Por Paulina Benavente, Oficina de Atención a Víctimas de Abuso
Esta semana hemos sido impactados emocionalmente por las declaraciones de Marcela Aranda, quien denuncia haber sufrido abusos de conciencia, sexuales y de poder por parte del sacerdote jesuita, ya fallecido, Renato Poblete.
Escuchar el relato es enfrentarnos a una realidad muchas veces perversa en la cual personas aparentemente dotadas de múltiples bondades esconden tras de sí una serie de conductas aberrantes que demuestran un total desprecio por los seres humanos. Cada persona que ha vivido estos horrores ha tenido que “reinventarse” muchas veces a sí mismo, pues es tal el impacto sobre la percepción de sí, sobre su autoestima, su dignidad, que pudiéramos decir sin temor a exagerar que les ha sido arrebatada la mayor parte de las veces la vida misma, la alegría y en definitiva el sentido de la existencia.
Nadie puede ante tan grande ignominia quedar indiferente sobretodo si se declara cristiano. Esta realidad que atraviesa a nuestra sociedad es lamentablemente demasiado frecuente y en muchas ocasiones normalizada pensando sencillamente que el mal es parte del mundo. No podemos acostumbrarnos al abuso o al maltrato, o sencillamente bajarle el perfil porque nos resulta una realidad incómoda, difícil de asimilar.
Esta develación de parte de su historia tan dolorosa que hace Marcela, impacta también directamente la vida de quienes han sufrido de manera directa los abusos.

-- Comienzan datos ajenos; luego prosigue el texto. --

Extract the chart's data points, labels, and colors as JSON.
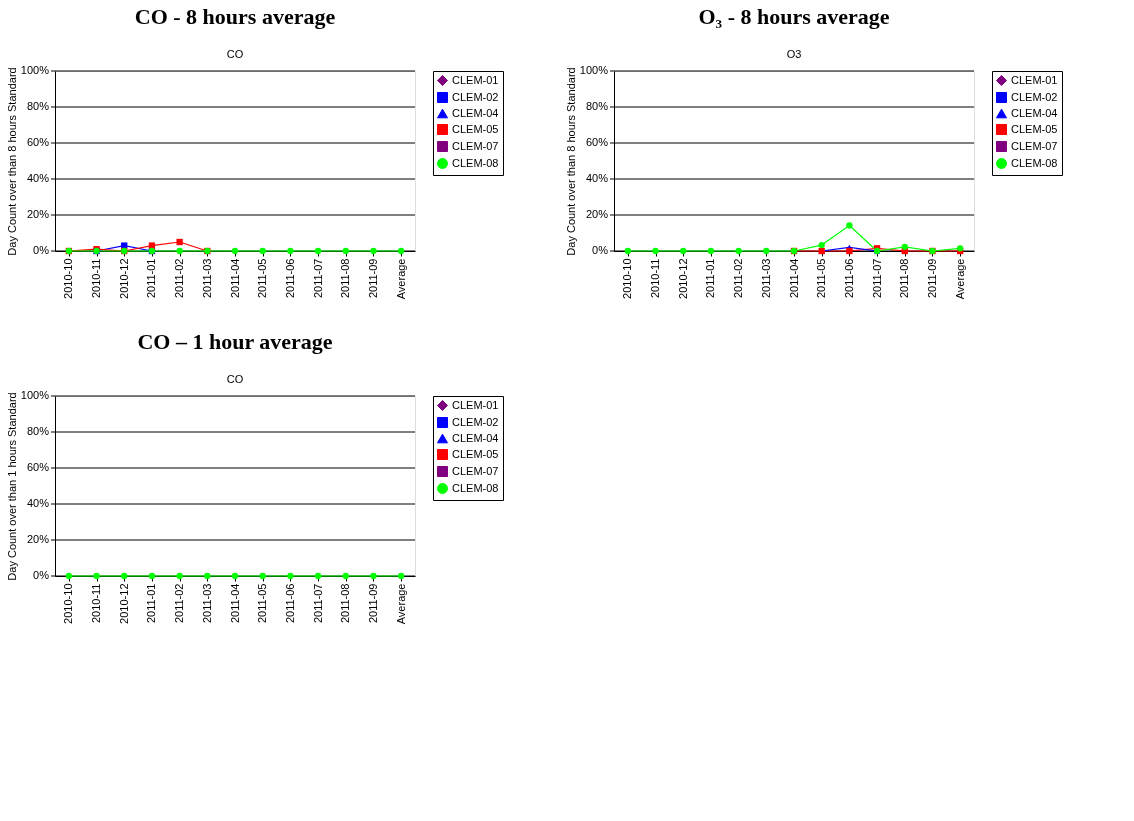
{
  "chart_data": [
    {
      "type": "line",
      "title": "CO - 8 hours average",
      "subtitle": "CO",
      "ylabel": "Day Count over than 8 hours Standard",
      "categories": [
        "2010-10",
        "2010-11",
        "2010-12",
        "2011-01",
        "2011-02",
        "2011-03",
        "2011-04",
        "2011-05",
        "2011-06",
        "2011-07",
        "2011-08",
        "2011-09",
        "Average"
      ],
      "ylim": [
        0,
        100
      ],
      "yticks": [
        {
          "value": 0,
          "label": "0%"
        },
        {
          "value": 20,
          "label": "20%"
        },
        {
          "value": 40,
          "label": "40%"
        },
        {
          "value": 60,
          "label": "60%"
        },
        {
          "value": 80,
          "label": "80%"
        },
        {
          "value": 100,
          "label": "100%"
        }
      ],
      "grid": "y",
      "legend": "right",
      "series": [
        {
          "name": "CLEM-01",
          "color": "#800080",
          "marker": "diamond",
          "values": [
            null,
            null,
            null,
            null,
            null,
            null,
            null,
            null,
            null,
            null,
            null,
            null,
            null
          ]
        },
        {
          "name": "CLEM-02",
          "color": "#0000ff",
          "marker": "square",
          "values": [
            null,
            0,
            3,
            0,
            null,
            null,
            null,
            null,
            null,
            null,
            null,
            null,
            null
          ]
        },
        {
          "name": "CLEM-04",
          "color": "#0000ff",
          "marker": "triangle",
          "values": [
            null,
            null,
            null,
            null,
            null,
            null,
            null,
            null,
            null,
            null,
            null,
            null,
            null
          ]
        },
        {
          "name": "CLEM-05",
          "color": "#ff0000",
          "marker": "square",
          "values": [
            0,
            1,
            0,
            3,
            5,
            0,
            null,
            null,
            null,
            null,
            null,
            null,
            null
          ]
        },
        {
          "name": "CLEM-07",
          "color": "#800080",
          "marker": "square",
          "values": [
            null,
            null,
            null,
            null,
            null,
            null,
            null,
            null,
            null,
            null,
            null,
            null,
            null
          ]
        },
        {
          "name": "CLEM-08",
          "color": "#00ff00",
          "marker": "circle",
          "values": [
            0,
            0,
            0,
            0,
            0,
            0,
            0,
            0,
            0,
            0,
            0,
            0,
            0
          ]
        }
      ]
    },
    {
      "type": "line",
      "title": "O₃ - 8 hours average",
      "subtitle": "O3",
      "ylabel": "Day Count over than 8 hours Standard",
      "categories": [
        "2010-10",
        "2010-11",
        "2010-12",
        "2011-01",
        "2011-02",
        "2011-03",
        "2011-04",
        "2011-05",
        "2011-06",
        "2011-07",
        "2011-08",
        "2011-09",
        "Average"
      ],
      "ylim": [
        0,
        100
      ],
      "yticks": [
        {
          "value": 0,
          "label": "0%"
        },
        {
          "value": 20,
          "label": "20%"
        },
        {
          "value": 40,
          "label": "40%"
        },
        {
          "value": 60,
          "label": "60%"
        },
        {
          "value": 80,
          "label": "80%"
        },
        {
          "value": 100,
          "label": "100%"
        }
      ],
      "grid": "y",
      "legend": "right",
      "series": [
        {
          "name": "CLEM-01",
          "color": "#800080",
          "marker": "diamond",
          "values": [
            null,
            null,
            null,
            null,
            null,
            null,
            null,
            null,
            null,
            null,
            null,
            null,
            null
          ]
        },
        {
          "name": "CLEM-02",
          "color": "#0000ff",
          "marker": "square",
          "values": [
            null,
            null,
            null,
            null,
            null,
            null,
            null,
            null,
            null,
            null,
            null,
            null,
            null
          ]
        },
        {
          "name": "CLEM-04",
          "color": "#0000ff",
          "marker": "triangle",
          "values": [
            null,
            null,
            null,
            null,
            null,
            null,
            null,
            0,
            2,
            0,
            null,
            null,
            null
          ]
        },
        {
          "name": "CLEM-05",
          "color": "#ff0000",
          "marker": "square",
          "values": [
            null,
            null,
            null,
            null,
            null,
            null,
            0,
            0,
            0,
            1.5,
            0,
            0,
            0
          ]
        },
        {
          "name": "CLEM-07",
          "color": "#800080",
          "marker": "square",
          "values": [
            null,
            null,
            null,
            null,
            null,
            null,
            null,
            null,
            null,
            null,
            null,
            null,
            null
          ]
        },
        {
          "name": "CLEM-08",
          "color": "#00ff00",
          "marker": "circle",
          "values": [
            0,
            0,
            0,
            0,
            0,
            0,
            0,
            3.3,
            14.2,
            0,
            2.3,
            0,
            1.5
          ]
        }
      ]
    },
    {
      "type": "line",
      "title": "CO – 1 hour average",
      "subtitle": "CO",
      "ylabel": "Day Count over than 1 hours Standard",
      "categories": [
        "2010-10",
        "2010-11",
        "2010-12",
        "2011-01",
        "2011-02",
        "2011-03",
        "2011-04",
        "2011-05",
        "2011-06",
        "2011-07",
        "2011-08",
        "2011-09",
        "Average"
      ],
      "ylim": [
        0,
        100
      ],
      "yticks": [
        {
          "value": 0,
          "label": "0%"
        },
        {
          "value": 20,
          "label": "20%"
        },
        {
          "value": 40,
          "label": "40%"
        },
        {
          "value": 60,
          "label": "60%"
        },
        {
          "value": 80,
          "label": "80%"
        },
        {
          "value": 100,
          "label": "100%"
        }
      ],
      "grid": "y",
      "legend": "right",
      "series": [
        {
          "name": "CLEM-01",
          "color": "#800080",
          "marker": "diamond",
          "values": [
            null,
            null,
            null,
            null,
            null,
            null,
            null,
            null,
            null,
            null,
            null,
            null,
            null
          ]
        },
        {
          "name": "CLEM-02",
          "color": "#0000ff",
          "marker": "square",
          "values": [
            null,
            null,
            null,
            null,
            null,
            null,
            null,
            null,
            null,
            null,
            null,
            null,
            null
          ]
        },
        {
          "name": "CLEM-04",
          "color": "#0000ff",
          "marker": "triangle",
          "values": [
            null,
            null,
            null,
            null,
            null,
            null,
            null,
            null,
            null,
            null,
            null,
            null,
            null
          ]
        },
        {
          "name": "CLEM-05",
          "color": "#ff0000",
          "marker": "square",
          "values": [
            null,
            null,
            null,
            null,
            null,
            null,
            null,
            null,
            null,
            null,
            null,
            null,
            null
          ]
        },
        {
          "name": "CLEM-07",
          "color": "#800080",
          "marker": "square",
          "values": [
            null,
            null,
            null,
            null,
            null,
            null,
            null,
            null,
            null,
            null,
            null,
            null,
            null
          ]
        },
        {
          "name": "CLEM-08",
          "color": "#00ff00",
          "marker": "circle",
          "values": [
            0,
            0,
            0,
            0,
            0,
            0,
            0,
            0,
            0,
            0,
            0,
            0,
            0
          ]
        }
      ]
    }
  ]
}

Nuevamente se agrandan los fantasmas y ese dolor que aloja en lo más íntimo del corazón sale a la superficie. A ustedes que sufren y que en silencio viven todo esto, sólo les puedo decir que a pesar de tanto horror es posible volver a sonreír y a sentirse libre. Que pedir ayuda y atreverse a enfrentar estos miedos es necesario para reconciliarse con ustedes mismos. En el abuso el único que nunca tuvo la culpa es el abusado, y es él quien merece estar al centro de nuestra fe porque él es el Cristo que sufre y ante el cual una y otra vez tendremos que pedir perdón de rodillas por dejarlos tan solos, por no haber sido capaces de cuidarlos, por no haberlos escuchado, por no haberlos visto sino que ignorados, por haber defendido las apariencias, por haber sido cómplices del silencio, por no haberle tendido la mano al Cristo que tanto decimos amar.